Not only is this true overall, but households in every part of the income distribution will, on average, lose more from freezes over the next three years than they will gain from the headline cuts.

Most thresholds, allowances and benefit amounts are usually uprated in line with inflation, or sometimes earnings, so they maintain their real value over time. But freezing them can stealthily and unpredictably change the size and shape of the tax–benefit system, says the IFS. 

This is especially true when inflation is high. For example, in the income tax system:

– as a result of the four-year freeze to the personal allowance, by 2025–26 the number of income tax payers will rise to 35.4m (66 per cent of adults) – 1.4m more than the number today (34.0m, 63 per cent of adults). By 2025–26 the freeze will be costing basic-rate taxpayers £500 per year in today’s prices;

– the four-year freeze to the higher-rate threshold means that by 2025–26 7.7m people will be paying higher-rate tax (14 per cent of adults) – this is the highest rate on record, and 1.6m more than the figure today (6.1m, 11 per cent of adults). Together with the freeze to the personal allowance, freezing the higher rate will cost most higher-rate taxpayers around £3,000 per year in today’s prices;

– the Chancellor decided not to abolish the 45p rate of income tax. Because the £150,000 threshold at which this rate starts to bite has been frozen since 2010, by 2025–26 there are projected to be three times as many additional-rate income tax payers as there were when the additional rate was introduced (760,000 versus 240,000);

The IFS says there are also numerous aspects of the benefit system where freezes are biting. For example:

– the number of families affected by the benefit cap – which sets a maximum amount that some out-of-work families can receive – is set to double to a quarter of a million by 2025–26 as a result of the cap being frozen. The last change in the cap was in 2016 (immediately after which only 70,000 households were capped) and on current plans the cap will be frozen indefinitely, meaning it bites more and more each year;

– half a million more families will lose some or all of their child benefit entitlement by 2025–26 compared with now, taking the total to 2.5m (31 per cent of families with children), because the £50,000 threshold at which child benefit begins to be tapered away has been frozen since its introduction in 2013. Back then, it only affected 1m families (13 per cent of those with children). Again, on current plans, this threshold will be frozen indefinitely, withdrawing child benefit from more and more families over time.

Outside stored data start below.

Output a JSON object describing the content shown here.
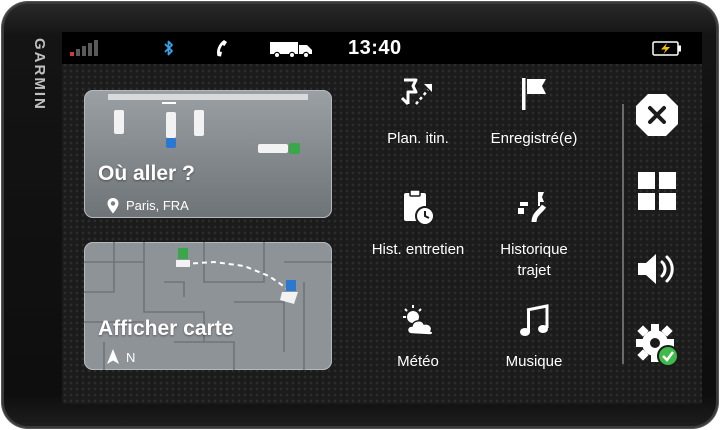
{
  "device": {
    "brand": "GARMIN"
  },
  "status": {
    "time": "13:40",
    "signal_bars_on": 1,
    "signal_bars_total": 5,
    "colors": {
      "signal_active": "#d23a3a",
      "bluetooth": "#3aa0e8",
      "battery_bolt": "#f2c200"
    }
  },
  "cards": {
    "where_to": {
      "title": "Où aller ?",
      "location": "Paris, FRA"
    },
    "show_map": {
      "title": "Afficher carte",
      "heading": "N"
    }
  },
  "grid": {
    "plan_route": "Plan. itin.",
    "saved": "Enregistré(e)",
    "maintenance_history": "Hist. entretien",
    "trip_history_line1": "Historique",
    "trip_history_line2": "trajet",
    "weather": "Météo",
    "music": "Musique"
  },
  "sidebar": {
    "icons": [
      "close-icon",
      "apps-grid-icon",
      "volume-icon",
      "settings-icon"
    ],
    "colors": {
      "settings_check": "#3fb94a"
    }
  }
}
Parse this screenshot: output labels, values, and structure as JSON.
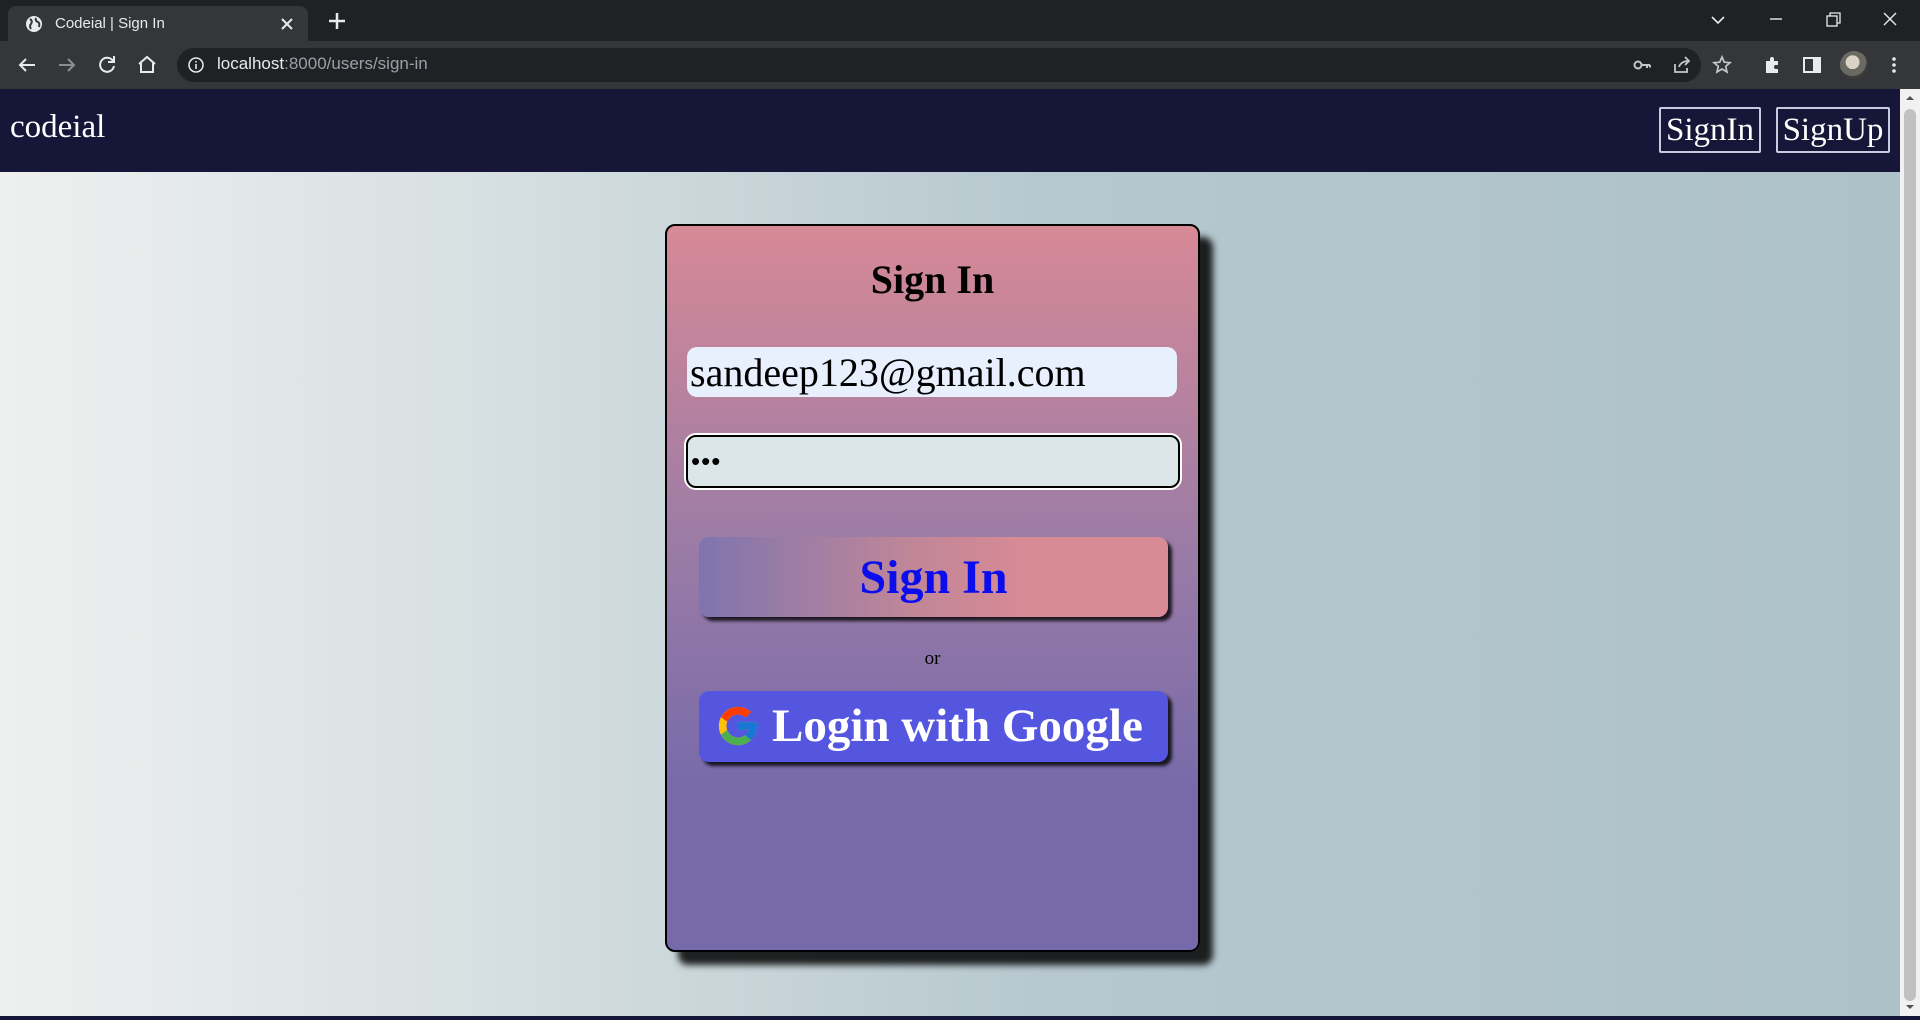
{
  "browser": {
    "tab_title": "Codeial | Sign In",
    "url_host": "localhost",
    "url_path": ":8000/users/sign-in"
  },
  "header": {
    "brand": "codeial",
    "signin_label": "SignIn",
    "signup_label": "SignUp"
  },
  "form": {
    "title": "Sign In",
    "email_value": "sandeep123@gmail.com",
    "password_value": "•••",
    "submit_label": "Sign In",
    "divider_text": "or",
    "google_label": "Login with Google"
  },
  "colors": {
    "header_bg": "#161639",
    "submit_text": "#0b0ded",
    "google_button": "#5556e0"
  }
}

Tom Wernham, a research economist at the IFS, says: “Of all the changes to taxes and benefits over the next three years, freezes to various tax and benefit thresholds and allowances are the most significant and least transparent. Freezes far more than outweigh headline policies such as the 1p cut to the basic rate of income tax, or the reversal of the health and social care levy, and they are set to drag millions more into the tax system and into higher rates of tax. 

“Giving with one hand and taking with the other in this way is opaque and stealthy – and when inflation is volatile the impact can vary hugely from what the government initially intended. For example, the unexpected bout of inflation we’re now facing means that the freeze to income tax thresholds is around four times as big a tax rise as expected when the policy was announced.”

And another IFS economist, Tom Waters, adds: “Practically every part of the tax and benefit system contains allowances, amounts or thresholds that are frozen, often indefinitely. Some are farcical – the Christmas bonus, paid to pensioners and disability benefit recipients, has been frozen at £10 since 1977, in which time prices have more than quintupled. 

“Of course, from the Treasury’s perspective, one can see that undoing such freezes might not be appealing, given the state of the public finances. But that doesn’t change the fact that there are far less opaque and arbitrary ways to raise revenue. Worryingly, it seems like there is a growing trend towards introducing new parameters to the system that are indefinitely frozen. This smacks of lazy policymaking. The government should kick the habit.”